È difficile trovare in giro formazioni come gli Yo La Tengo, capaci di mantenere, dopo 11 album e quasi un ventennio di presenza, il giusto equilibrio tra avvedutezza, sperimentazione e garbo intellettuale. L’incantesimo del trio di Hoboken - New Jersey - si è ripetuto, seppure in forma aperta e attraverso quieti passaggi sonori: le armonie sono meno spigolose rispetto al passato e, pur possedendo consistenza e vitalità, creano atmosfere di estrema leggerezza e discrezione. Summer Sun è un disco pop di colta estrazione e, attualmente, sono pochi i gruppi americani che riescono a convogliare l’intelletto nelle proprie realizzazioni. Forse solo gli Elk City, tra le band più dichiaratamente folk e pop, potrebbero aspirare a ripercorrere simili distanze, anche se la giovane band di New York deve ancora farne di strada.
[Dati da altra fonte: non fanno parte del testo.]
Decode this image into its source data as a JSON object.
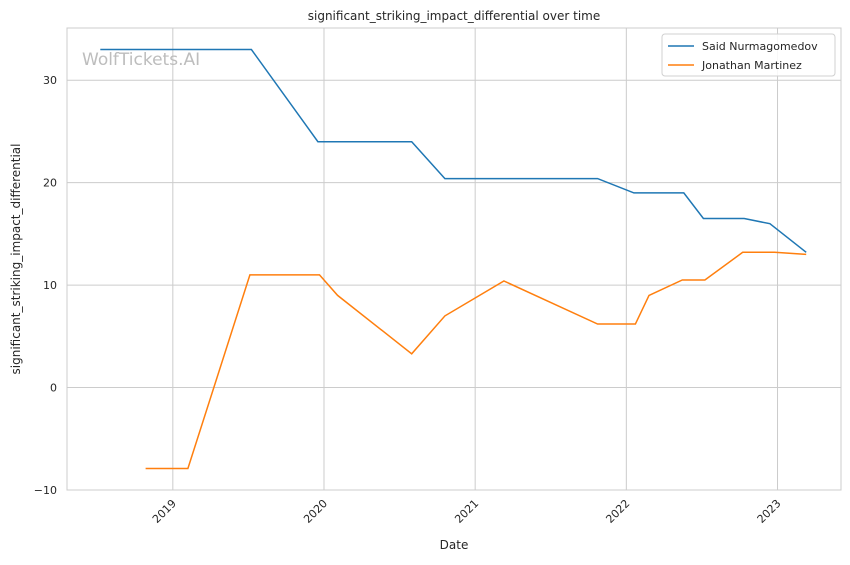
{
  "chart_data": {
    "type": "line",
    "title": "significant_striking_impact_differential over time",
    "xlabel": "Date",
    "ylabel": "significant_striking_impact_differential",
    "xlim": [
      2018.3,
      2023.42
    ],
    "ylim": [
      -10,
      35.1
    ],
    "xticks": [
      2019,
      2020,
      2021,
      2022,
      2023
    ],
    "xtick_labels": [
      "2019",
      "2020",
      "2021",
      "2022",
      "2023"
    ],
    "yticks": [
      -10,
      0,
      10,
      20,
      30
    ],
    "ytick_labels": [
      "−10",
      "0",
      "10",
      "20",
      "30"
    ],
    "grid": true,
    "legend_position": "top-right",
    "watermark": "WolfTickets.AI",
    "series": [
      {
        "name": "Said Nurmagomedov",
        "color": "#1f77b4",
        "x": [
          2018.52,
          2019.52,
          2019.96,
          2020.58,
          2020.8,
          2021.81,
          2022.05,
          2022.38,
          2022.51,
          2022.78,
          2022.95,
          2023.19
        ],
        "y": [
          33,
          33,
          24,
          24,
          20.4,
          20.4,
          19,
          19,
          16.5,
          16.5,
          16,
          13.2
        ]
      },
      {
        "name": "Jonathan Martinez",
        "color": "#ff7f0e",
        "x": [
          2018.82,
          2019.1,
          2019.51,
          2019.97,
          2020.09,
          2020.58,
          2020.8,
          2021.19,
          2021.81,
          2022.06,
          2022.15,
          2022.37,
          2022.52,
          2022.77,
          2022.98,
          2023.19
        ],
        "y": [
          -7.9,
          -7.9,
          11,
          11,
          9,
          3.3,
          7,
          10.4,
          6.2,
          6.2,
          9,
          10.5,
          10.5,
          13.2,
          13.2,
          13.0
        ]
      }
    ]
  }
}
L’album è un vettore di emozioni che largisce un piacere contenuto e da cui fuoriescono vacue impressioni psichedeliche (Beach Party Tonight e Tiny Birds), fragranze easy-folk (Season Of The Shark), un motivo finto-lounge (How To Make a Baby Elephant Float) e ballate senza luce (Nothing But You And Me e Don’t Have To Be So Bad). Le ricerche sonore trovano spazio, invece, in "Georgia Vs. Yo La Tengo", fino a raggiungere "Let’s Be Still", interminabile divagazione folk/jazz.
Se cercate le composizioni più rappresentative concedetevi le paradisiache "Today Is The Day" e "Take A Care": scoprirete fascino e passione. Kaplan e soci riescono dove gli altri falliscono; probabilmente la loro musica è un’antica magia che puntualmente si ripete. Un disco gradevole che lascia l’ascoltatore privo di affanno e di sudore. Insomma, questo è il sole dell’estate che preferisco.